At high pressures, the stability and formation of new nitrogen-rich nitrides (N/Mg ratio equal or greater to one) were suggested and later discovered. These include the Mg2N4 and MgN4 solids which both become thermodynamically stable near 50 GPa. The Mg2N4 is composed of exotic cis-tetranitrogen N4(4−) species with N-N bond orders close to one. This Mg2N4 compound was recovered to ambient conditions, along with the N4(4−) units, marking only the fourth polynitrogen entity bulk stabilized at ambient conditions.

==Uses and history==
When isolating argon, William Ramsay passed dry air over copper to remove oxygen and over magnesium to remove the nitrogen, forming magnesium nitride.

Magnesium nitride was the catalyst in the first practical synthesis of borazon (cubic boron nitride).

Robert H. Wentorf, Jr. was trying to convert the hexagonal form of boron nitride into the cubic form by a combination of heat, pressure, and a catalyst. He had already tried all the logical catalysts (for instance, those that catalyze the synthesis of diamond), but with no success.

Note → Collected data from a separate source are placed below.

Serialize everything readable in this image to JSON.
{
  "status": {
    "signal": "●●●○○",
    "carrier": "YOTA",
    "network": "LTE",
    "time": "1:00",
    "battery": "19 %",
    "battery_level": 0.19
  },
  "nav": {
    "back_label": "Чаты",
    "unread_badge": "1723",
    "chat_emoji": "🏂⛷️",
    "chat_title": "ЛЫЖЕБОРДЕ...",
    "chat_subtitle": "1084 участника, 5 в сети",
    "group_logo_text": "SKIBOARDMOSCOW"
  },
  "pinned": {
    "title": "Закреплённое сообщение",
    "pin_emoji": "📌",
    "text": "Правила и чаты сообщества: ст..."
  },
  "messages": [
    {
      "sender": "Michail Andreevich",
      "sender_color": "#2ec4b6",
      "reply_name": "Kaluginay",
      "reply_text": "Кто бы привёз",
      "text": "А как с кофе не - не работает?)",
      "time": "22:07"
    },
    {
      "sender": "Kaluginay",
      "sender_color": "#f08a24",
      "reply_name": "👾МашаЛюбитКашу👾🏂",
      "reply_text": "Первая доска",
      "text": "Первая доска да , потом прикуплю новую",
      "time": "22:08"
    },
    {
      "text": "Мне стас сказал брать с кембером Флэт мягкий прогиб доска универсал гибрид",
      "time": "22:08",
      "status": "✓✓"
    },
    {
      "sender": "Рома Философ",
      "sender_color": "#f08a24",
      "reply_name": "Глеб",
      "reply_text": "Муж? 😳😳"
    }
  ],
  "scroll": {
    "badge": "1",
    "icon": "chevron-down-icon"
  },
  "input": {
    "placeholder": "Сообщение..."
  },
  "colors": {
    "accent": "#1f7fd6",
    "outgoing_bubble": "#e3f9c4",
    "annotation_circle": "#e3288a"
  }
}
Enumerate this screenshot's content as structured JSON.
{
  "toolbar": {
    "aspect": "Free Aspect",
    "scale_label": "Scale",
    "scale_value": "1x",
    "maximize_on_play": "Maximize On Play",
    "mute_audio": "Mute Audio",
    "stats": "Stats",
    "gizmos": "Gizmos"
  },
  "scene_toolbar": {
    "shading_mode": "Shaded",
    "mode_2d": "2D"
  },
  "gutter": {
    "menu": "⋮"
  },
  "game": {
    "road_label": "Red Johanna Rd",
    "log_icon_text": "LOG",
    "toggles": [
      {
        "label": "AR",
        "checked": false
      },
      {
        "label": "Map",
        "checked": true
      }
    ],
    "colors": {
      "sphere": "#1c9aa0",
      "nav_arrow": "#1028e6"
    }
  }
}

Out of desperation and curiosity (he called it the "make the maximum number of mistakes" approach), he added some magnesium wire to the hexagonal boron nitride and gave it the same pressure and heat treatment. When he examined the wire under a microscope, he found tiny dark lumps clinging to it. These lumps could scratch a polished block of boron carbide, something only diamond was known to do.

From the smell of ammonia, caused by the reaction of magnesium nitride with the moisture in the air, he deduced that the magnesium metal had reacted with the boron nitride to form magnesium nitride, which was the true catalyst.

Magnesium nitride has also been applied to synthesize aluminum nitride nanocrystals, cubic boron nitride and nitrides of aluminum and group 3 elements. It has also been proposed as an intermediate in a fossil-fuel-free nitrogen fixation process.